The black servant, Joshua, is played by a white man for similar reasons. He says, "My skin is black, but oh my soul is white. I hate my tribe. My master is my light"; Amelia Howe Kritzer argues that "the reversal exposes the rupture in Joshua's identity caused by his internalization of colonial values". Joshua does not identify with his "own" people; in act I, scene 3, Mrs. Saunders asks if he doesn't mind beating his own people and Joshua replies that they are not his people, and they are "bad".

- Act II
The second act is set in London 1979, but for the characters only twenty-five years have passed. Churchill explains her reason for this in the introduction: "The first act, like the society it shows, is male-dominated and firmly structured. In the second act, more energy comes from the women and the gays." In Act II, a link is drawn between the 19th-century colonisation of Africa and the 20th-century Northern Ireland conflict. Michael Patterson writes that "the actors ... established a 'parallel between colonial and sexual oppression,' showing how the British occupation of Africa in the nineteenth century and its post-colonial presence in Northern Ireland relate to the patriarchal values of society." Churchill shows the audience different views of oppression, both colonial and sexual. She amplifies social constructs by linking the two periods, using an unnatural time gap. Amelia Howe Kritzer argues that "Churchill remained close to the Brechtian spirit of encouraging the audience to actively criticize institutions and ideologies they have previously taken for granted".

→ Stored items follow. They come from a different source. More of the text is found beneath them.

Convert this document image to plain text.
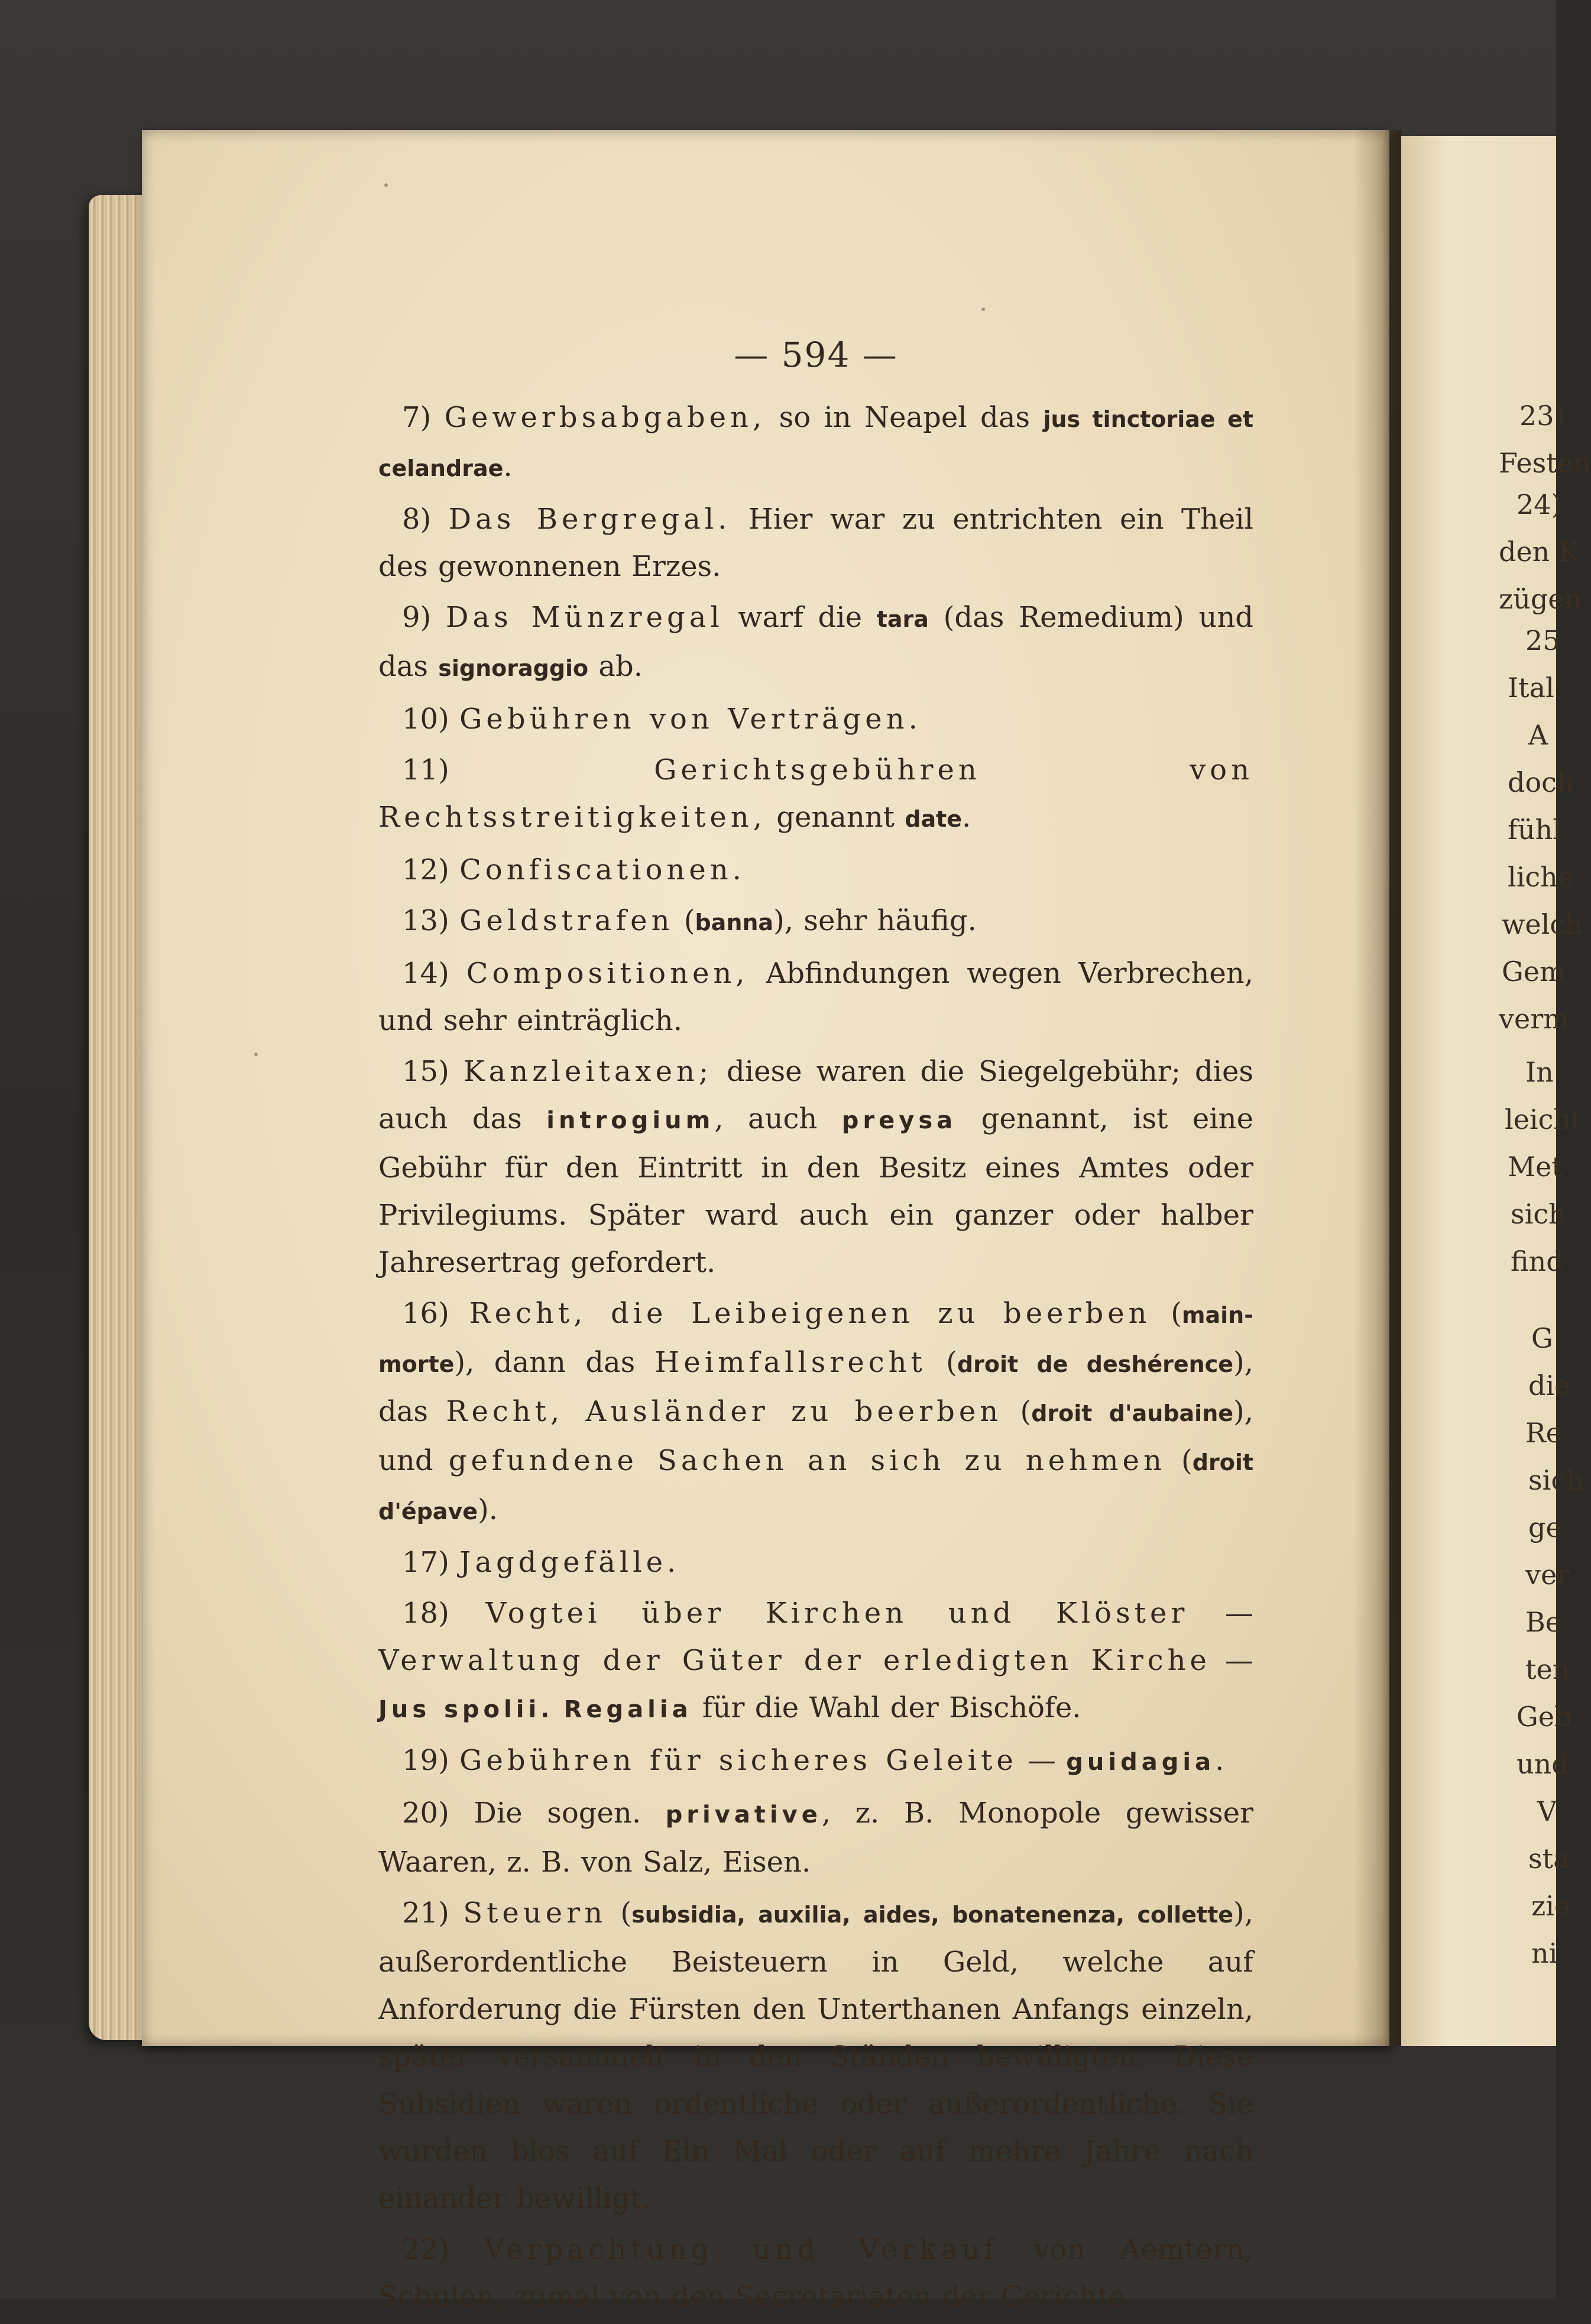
23)
Festen
24)
den K
zügen
25
Ital
A
doch
fühl
liche
welch
Gem
verm
In
leicht
Met
sich
find
G
die
Re
sich
ge
ver
Be
ten
Geb
und
V
sta
zie
ni
— 594 —

7) Gewerbsabgaben, so in Neapel das jus tinctoriae et celandrae.

8) Das Bergregal. Hier war zu entrichten ein Theil des gewonnenen Erzes.

9) Das Münzregal warf die tara (das Remedium) und das signoraggio ab.

10) Gebühren von Verträgen.

11)	Gerichtsgebühren von Rechtsstreitigkeiten, genannt date.

12) Confiscationen.

13) Geldstrafen (banna), sehr häufig.

14) Compositionen, Abfindungen wegen Verbrechen, und sehr einträglich.

15) Kanzleitaxen; diese waren die Siegelgebühr; dies auch das introgium, auch preysa genannt, ist eine Gebühr für den Eintritt in den Besitz eines Amtes oder Privilegiums. Später ward auch ein ganzer oder halber Jahresertrag gefordert.

16) Recht, die Leibeigenen zu beerben (main-morte), dann das Heimfallsrecht (droit de deshérence), das Recht, Ausländer zu beerben (droit d'aubaine), und gefundene Sachen an sich zu nehmen (droit d'épave).

17) Jagdgefälle.

18) Vogtei über Kirchen und Klöster — Verwaltung der Güter der erledigten Kirche — Jus spolii. Regalia für die Wahl der Bischöfe.

19) Gebühren für sicheres Geleite — guidagia.

20) Die sogen. privative, z. B. Monopole gewisser Waaren, z. B. von Salz, Eisen.

21) Steuern (subsidia, auxilia, aides, bonatenenza, collette), außerordentliche Beisteuern in Geld, welche auf Anforderung die Fürsten den Unterthanen Anfangs einzeln, später versammelt in den Ständen bewilligten. Diese Subsidien waren ordentliche oder außerordentliche. Sie wurden blos auf Ein Mal oder auf mehre Jahre nach einander bewilligt.

22) Verpachtung und Verkauf von Aemtern, Schulen, zumal von den Secretariaten der Gerichte.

There is a great deal of difference between the two acts: Act II contains much more sexual freedom for women, whereas in Act I the men dictate the relationships. Act II "focuses on changes in the structure of power and authority, as they affect sex and relationships", from the male-dominated structure in the first act. Churchill writes that she "explored Genet's idea that colonial oppression and sexual oppression are similar." She essentially uses the play as a social arena to explore "the Victorian origins of contemporary gender definitions and sexual attitudes, recent changes ... and some implications of these changes."